More than ever before, Americans are incorporating snacking into their routine, along with three meals per day. Mintel research shows that 94 percent of Americans snack daily, with two-thirds snacking multiple times per day (65 percent). Despite the propensity to engage in snacking, consumers associate snack products with harmful ingredients such as GMOs and artificial elements. In fact, nearly half of Americans (46 percent) agree that snacks typically include controversial ingredients when compared to other food categories.

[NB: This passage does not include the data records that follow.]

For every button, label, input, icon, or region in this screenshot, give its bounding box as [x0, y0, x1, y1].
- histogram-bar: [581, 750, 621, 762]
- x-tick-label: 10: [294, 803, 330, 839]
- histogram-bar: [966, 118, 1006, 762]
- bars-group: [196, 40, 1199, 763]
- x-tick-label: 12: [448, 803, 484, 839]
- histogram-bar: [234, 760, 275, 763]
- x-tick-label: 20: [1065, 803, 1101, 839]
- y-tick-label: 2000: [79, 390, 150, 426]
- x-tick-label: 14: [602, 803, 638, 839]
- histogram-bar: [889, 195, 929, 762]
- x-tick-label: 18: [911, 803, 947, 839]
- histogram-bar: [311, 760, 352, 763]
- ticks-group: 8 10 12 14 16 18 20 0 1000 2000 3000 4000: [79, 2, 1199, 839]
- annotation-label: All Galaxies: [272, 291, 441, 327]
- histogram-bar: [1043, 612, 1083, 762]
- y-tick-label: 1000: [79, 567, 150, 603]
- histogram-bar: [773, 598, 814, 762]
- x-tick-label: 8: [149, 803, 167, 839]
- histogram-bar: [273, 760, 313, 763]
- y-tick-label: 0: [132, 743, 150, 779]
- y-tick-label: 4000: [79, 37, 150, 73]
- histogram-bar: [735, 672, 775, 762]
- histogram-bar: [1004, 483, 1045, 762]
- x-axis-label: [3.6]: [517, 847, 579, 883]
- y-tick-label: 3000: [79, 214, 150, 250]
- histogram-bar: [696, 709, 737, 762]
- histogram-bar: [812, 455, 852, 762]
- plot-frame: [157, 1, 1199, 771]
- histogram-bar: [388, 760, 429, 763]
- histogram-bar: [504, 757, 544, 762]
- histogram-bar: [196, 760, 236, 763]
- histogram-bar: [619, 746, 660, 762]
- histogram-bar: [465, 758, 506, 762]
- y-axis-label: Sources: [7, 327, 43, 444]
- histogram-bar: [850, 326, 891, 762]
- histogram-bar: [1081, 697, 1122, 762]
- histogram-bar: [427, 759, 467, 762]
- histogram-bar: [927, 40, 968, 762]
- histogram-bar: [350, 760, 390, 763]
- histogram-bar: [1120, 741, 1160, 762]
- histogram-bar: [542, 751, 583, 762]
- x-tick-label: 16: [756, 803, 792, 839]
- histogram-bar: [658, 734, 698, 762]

However, nearly one-quarter of snack product launches in 2014 included no additives/preservatives (23 percent), low/no/reduced allergen (25 percent) and/or low/no/reduced trans fat (21 percent) claims, according to Mintel GNPD.
“Snacks are often associated with controversial ingredients such as GMOs and artificial additives, and despite products entering the market with free-from claims, consumers are slow to alter their perceptions,” continues Roberts. “Overall, Mintel data indicates that consumers perceive foods with any free-from claim to be both healthier and less processed. Additionally, consumers appear to be equating genetic modification, artificial and unhealthy as one and the same, and those consumers are likely to turn away from product labels with unfamiliar ingredients or ingredients perceived as chemically complex or unnatural.”